It's a big weekend for festivals in Anchorage. Fur Rondy was a blast and the dogs of the Iditarod are starting their journey to Nome.
Around the state, communities are hosting festivals and get-togethers as the days get longer and warmer. Here are some of our favorites:
In Juneau, the 44th annual Alaska Folk Festival starts on April 9. This is the biggest "open mic" session in Alaska's capital city. The weeklong event features musicians from around the region, as well as one guest artist. This year, it's Pharis and Jason Romero. The concerts are held downtown in Centennial Hall.
The Stikine River Birding Festival is scheduled for April 26-28 in Wrangell. Thousands of bald eagles arrive early in the spring to feast on the hooligan. But the Stikine River delta, which is accessible from Wrangell by jetboat, is a great place to spy millions of migratory shorebirds. There are speakers, contests and many opportunities to go up the river with local jetboat operators.
In Cordova, the Copper River Delta Shorebird Festival is scheduled for May 3-6. There's a selection of community events, speakers on birding and of course the chance to see millions of migratory birds returning to Alaska. You can fly over on Alaska Airlines or Ravn Alaska, take the ferry or sail from Whittier with Major Marine on a special cross-Sound cruise.
The next weekend, May 10-13, is when the Kachemak Bay Shorebird Festival takes place in Homer. This is the 26th year for this festival, which also features speakers, workshops and lectures. Visitors can spot more than 130 migratory bird species as they make their way back to Alaska.
In northern Alaska, almost every town or village hosts some sort of spring festival. Nancy Neidlinger is a project coordinator at Warbelow's Air Ventures in Fairbanks. She has a calendar on her desk with all of the villages — many of which request extra flights for visitors and families who want to attend the gatherings.
"Up in Fort Yukon during the last week in March, the Spring Carnival features dog races, relays and a banquet. It's a fun way for the whole community to get out and enjoy the light," she said.

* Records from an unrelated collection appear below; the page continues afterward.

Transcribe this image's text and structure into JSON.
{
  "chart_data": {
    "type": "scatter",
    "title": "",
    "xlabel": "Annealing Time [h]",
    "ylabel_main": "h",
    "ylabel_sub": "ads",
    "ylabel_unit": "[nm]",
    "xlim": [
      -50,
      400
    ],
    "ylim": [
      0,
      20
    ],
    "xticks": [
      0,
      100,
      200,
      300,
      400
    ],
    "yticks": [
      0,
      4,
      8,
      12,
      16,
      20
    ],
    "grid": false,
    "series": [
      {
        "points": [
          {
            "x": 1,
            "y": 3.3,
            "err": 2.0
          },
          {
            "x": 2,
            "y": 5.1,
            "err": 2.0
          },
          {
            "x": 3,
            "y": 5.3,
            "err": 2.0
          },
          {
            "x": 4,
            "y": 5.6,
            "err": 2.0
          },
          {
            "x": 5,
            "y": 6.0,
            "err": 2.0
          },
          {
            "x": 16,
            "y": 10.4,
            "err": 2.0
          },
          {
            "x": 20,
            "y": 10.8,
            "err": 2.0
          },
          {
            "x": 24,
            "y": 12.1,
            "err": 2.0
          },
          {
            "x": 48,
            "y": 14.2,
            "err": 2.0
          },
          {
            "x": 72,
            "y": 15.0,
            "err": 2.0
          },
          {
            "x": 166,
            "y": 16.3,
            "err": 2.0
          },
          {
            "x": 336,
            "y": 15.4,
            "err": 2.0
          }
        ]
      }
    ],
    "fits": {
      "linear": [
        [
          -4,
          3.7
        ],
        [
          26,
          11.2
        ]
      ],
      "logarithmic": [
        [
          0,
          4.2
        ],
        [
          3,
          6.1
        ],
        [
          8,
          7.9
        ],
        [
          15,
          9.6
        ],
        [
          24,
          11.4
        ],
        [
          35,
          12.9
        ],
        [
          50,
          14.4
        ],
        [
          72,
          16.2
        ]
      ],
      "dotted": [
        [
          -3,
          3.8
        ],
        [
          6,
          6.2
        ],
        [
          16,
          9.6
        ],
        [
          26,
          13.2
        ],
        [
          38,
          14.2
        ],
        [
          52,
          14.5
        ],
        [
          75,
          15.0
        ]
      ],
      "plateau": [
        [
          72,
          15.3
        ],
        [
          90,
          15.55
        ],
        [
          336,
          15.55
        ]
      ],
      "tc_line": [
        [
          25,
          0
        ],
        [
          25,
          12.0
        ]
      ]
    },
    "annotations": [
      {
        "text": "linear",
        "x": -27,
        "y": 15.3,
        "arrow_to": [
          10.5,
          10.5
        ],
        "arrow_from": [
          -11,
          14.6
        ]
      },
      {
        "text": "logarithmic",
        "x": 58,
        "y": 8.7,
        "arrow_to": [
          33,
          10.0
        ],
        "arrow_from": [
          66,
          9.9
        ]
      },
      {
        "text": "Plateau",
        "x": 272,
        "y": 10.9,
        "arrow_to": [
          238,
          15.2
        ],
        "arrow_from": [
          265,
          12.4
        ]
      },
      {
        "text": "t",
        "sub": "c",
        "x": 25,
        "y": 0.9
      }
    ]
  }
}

Down the Yukon River in Beaver, the springtime celebration is scheduled for the second weekend in April (April 13-15). "This is a fun get-together with dog racing, basketball games, sled pulling, nail-driving and nightly banquets," said Neidlinger. "There's also a bed-and-breakfast in town if you want to spend the night." Call the Beaver Village Council for more information: 628-6126.
The Cama-i Dance Festival in Bethel is scheduled for Mar. 16-18. It's sponsored by the Bethel Council on the Arts. The theme this year is "Cauyat Tupagtelarait Nauviput," or "Drums Awaken Our Roots." The festival is scheduled to be held at Bethel High School. Past festivals have featured traditional dancers from all over the state. There's also a big arts and crafts fair.
The Kodiak Crab Festival is a big party on Memorial Day Weekend, May 24-28. Fly over on Alaska Airlines for as little as 5,000 miles each way (you have to book well in advance). Or fly on Ravn Alaska. You also can sail over on the Alaska Marine Highway from Homer.
There are parades, special fly-overs from the nearby Coast Guard base and a survival suit race (on Saturday at 1:00 p.m.). The carnival is set up near the port and ferry terminal and there are many attractions and activities within walking distance, including the Alutiiq Museum, the Baranov House museum and the Kodiak Island Brewing Company!
If you're a beer lover, you may want to head to Haines for the town's Beer Festival May 25-26. About a dozen Alaska brewers will be on hand for you to sample their beers (or cider) at the Alaska State Fairgrounds. This is a 21-and-older event and the organizers stress that no kids or animals are allowed.
The spring and early summer is the big festival season around the state. It's a great excuse to explore a new community and make new friends. Do it!